Me Christian Charrière-Bournazel a évoqué sur France Info l’arrêt de la Cour européenne des droits de l’homme de Strasbourg du 27 novembre 2008, et surtout celui du 13 octobre 2009, qui estime qu' »un accusé doit, dès qu’il est privé de liberté, pouvoir bénéficier de l’assistance d’un avocat ». Le bâtonnier du plus important barreau de l’Hexagone a souligné qu’en France, l’avocat peut certes être sollicité dès le début de la garde à vue, mais il ne peut s’entretenir avec son client que plus tard, durant une demi-heure maximum. Il n’assiste pas aux interrogatoires, et n’a pas accès au dossier. Il ne peut revoir son client qu’à la vingtième heure. Me Charrière-Bournazel a donc appelé les avocats à « soulever partout les nullités des gardes à vue qui sont faites dans ces conditions à la française, qui sont contraires à ce que la jurisprudence de Strasbourg demande ». Avec pour objectif une réforme de la garde à vue, afin « qu’on s’aligne sur les grandes démocraties comme l’Espagne, l’Italie, l’Allemagne, l’Angleterre ».
« NE PAS EXTRAPOLER »
Prié de réagir, le ministère de la justice a estimé qu’elle n’était pas d’actualité. Il a mis en avant que les deux arrêts cités condamnaient la justice turque et non française, et qu’il « ne faut pas extrapoler ». « En aucun cas, la Cour européenne des droits de l’homme n’exige que l’avocat soit présent pendant toute la durée de la garde à vue », a ajouté un porte-parole.
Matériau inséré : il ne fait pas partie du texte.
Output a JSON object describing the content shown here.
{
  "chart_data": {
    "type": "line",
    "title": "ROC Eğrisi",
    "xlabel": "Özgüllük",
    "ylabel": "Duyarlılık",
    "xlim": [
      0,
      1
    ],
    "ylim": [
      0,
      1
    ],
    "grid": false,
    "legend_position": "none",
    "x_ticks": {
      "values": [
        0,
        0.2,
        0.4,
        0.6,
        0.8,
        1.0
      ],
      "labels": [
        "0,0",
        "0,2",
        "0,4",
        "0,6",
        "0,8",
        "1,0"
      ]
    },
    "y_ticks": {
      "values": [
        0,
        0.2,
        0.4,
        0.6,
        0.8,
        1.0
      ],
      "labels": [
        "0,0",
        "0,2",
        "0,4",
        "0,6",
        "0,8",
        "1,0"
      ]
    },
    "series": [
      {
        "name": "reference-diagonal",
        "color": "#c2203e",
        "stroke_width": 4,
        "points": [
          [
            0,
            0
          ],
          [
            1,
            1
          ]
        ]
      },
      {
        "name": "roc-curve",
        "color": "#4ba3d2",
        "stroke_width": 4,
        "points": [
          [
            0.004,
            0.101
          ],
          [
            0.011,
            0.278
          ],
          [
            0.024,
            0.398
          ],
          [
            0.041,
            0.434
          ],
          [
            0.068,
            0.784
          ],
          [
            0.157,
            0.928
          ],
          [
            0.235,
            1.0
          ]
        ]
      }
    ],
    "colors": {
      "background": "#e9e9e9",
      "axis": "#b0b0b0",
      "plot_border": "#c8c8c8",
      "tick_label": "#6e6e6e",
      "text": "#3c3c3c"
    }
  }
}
« La chancellerie dit que tout va bien, mais le système français ne répond à l’évidence pas aux arrêts en question : l’assistance qu’ils demandent dès la garde à vue signifie une présence constante et permanente de l’avocat », estime de son côté le président de l’Union syndicale des magistrats (USM, majoritaire), Christophe Régnard, sollicité par Le Monde.fr. « Si ces arrêts n’ont pas d’impact immédiat pour la France, ils serviront de base aux recours en nullité que les avocats déposent devant la justice française, qui ont quelques chances d’aboutir. Or, si un tribunal prononce la nullité d’une garde à vue, c’est toute la procédure derrière qui s’effondre, ce qui aboutit à la libération d’office des personnes détenues », prévient-il.
Le gouvernement pourrait, plus certainement encore, être contraint de revoir la législation après un arrêt de la Cour européenne. Mais celle-ci ne pourra être saisie que si tous les autres recours ont été épuisés, à savoir quand la Cour de cassation se sera prononcée.